Kootenai National Forest Supervisor Bob Castenada suggested recently that the proposed Rock Creek Mine will be permitted within the next year, a prediction sure to raise the ire of citizens and conservation groups opposed to the mine, and perhaps that of higher-ranking Forest Service officials as well.
In a Sept. 27 article in the Sandpoint, Idaho, River Journal, one of Castenada’s remarks made the front cover: “We will say yes,” proclaimed the headline in bold print.
“We know the company has the right to mine that ore,” Castenada states in the article. “I can’t just flat say no.

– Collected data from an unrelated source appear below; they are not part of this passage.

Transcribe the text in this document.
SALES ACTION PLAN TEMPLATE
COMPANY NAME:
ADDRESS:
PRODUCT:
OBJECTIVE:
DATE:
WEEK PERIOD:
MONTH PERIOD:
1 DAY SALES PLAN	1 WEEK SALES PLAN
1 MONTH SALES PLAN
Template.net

I can’t deny the permit.” River Journal reporter Dennis Nicholls paraphrased Castenada’s explanation of his position this way: “From [Castenada’s] point of view, the process of developing an Environmental Impact Statement hasn’t been about whether or not to issue a permit, but rather to identify under what conditions the plan can be approved. ... Once the answers to those conditions are affirmed, Castenada indicated it will be his duty to approve the plan of operations.”
Today Castenada describes the article as “accurate but incomplete.”

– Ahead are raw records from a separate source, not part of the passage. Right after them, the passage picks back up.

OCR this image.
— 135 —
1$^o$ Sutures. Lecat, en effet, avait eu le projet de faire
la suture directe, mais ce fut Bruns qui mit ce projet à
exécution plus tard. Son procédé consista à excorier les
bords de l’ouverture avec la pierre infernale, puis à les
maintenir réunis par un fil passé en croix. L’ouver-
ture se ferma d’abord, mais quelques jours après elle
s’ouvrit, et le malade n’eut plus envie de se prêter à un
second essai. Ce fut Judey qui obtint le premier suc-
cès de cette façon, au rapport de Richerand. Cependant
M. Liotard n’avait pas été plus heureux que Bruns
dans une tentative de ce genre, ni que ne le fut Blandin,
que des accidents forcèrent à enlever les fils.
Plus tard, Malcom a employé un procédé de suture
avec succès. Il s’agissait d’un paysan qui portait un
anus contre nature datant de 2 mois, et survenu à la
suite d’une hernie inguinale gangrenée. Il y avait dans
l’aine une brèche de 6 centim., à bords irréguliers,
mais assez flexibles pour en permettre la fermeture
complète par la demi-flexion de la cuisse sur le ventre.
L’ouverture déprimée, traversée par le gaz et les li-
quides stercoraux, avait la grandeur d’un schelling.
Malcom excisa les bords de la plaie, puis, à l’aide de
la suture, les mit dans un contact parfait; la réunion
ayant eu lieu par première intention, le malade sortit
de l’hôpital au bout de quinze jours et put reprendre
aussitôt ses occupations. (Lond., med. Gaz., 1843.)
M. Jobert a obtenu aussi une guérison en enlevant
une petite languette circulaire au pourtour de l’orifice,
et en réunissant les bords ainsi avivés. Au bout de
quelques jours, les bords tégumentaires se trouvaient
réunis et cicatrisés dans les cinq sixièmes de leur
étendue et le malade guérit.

“I was getting a lot of email from all over the country, a lot of it in form letter format, 90 percent of it saying ‘deny the permit, deny the permit,’ and my response was in light of those emails,” he says.
Castenada does not deny the remarks, nor does he back away from his stance in further comments about the proposed mine. “I don’t feel I have the authority to deny the permit, and I don’t know that anyone in the Forest Service who would. My understanding is that we have to mitigate the effects of the mine, and make sure we’re not breaking other laws like the Clean Water Act or the Endangered Species Act.”
According to Rick Stern of the Rock Creek Alliance, Castenada’s interpretation of his duties shows that the Forest Service may have drawn a biased and premature conclusion in the permitting process. “It shows a predisposition to want to permit,” asserts Stern, “yet the analysis is not yet complete. Any mine proposal has to meet the law laid out in the Wilderness Act, the Clean Water Act, and the Endangered Species Act, and we are still a long way from having all the information.”
Castenada nonetheless seemingly remains steadfast in his convictions. “We’ve been working with the EPA and the state of Idaho to mitigate the water quality concerns,” he says. “We’ve got some things we still need to work out, but if we can incorporate those, I don’t see any big hold-ups.”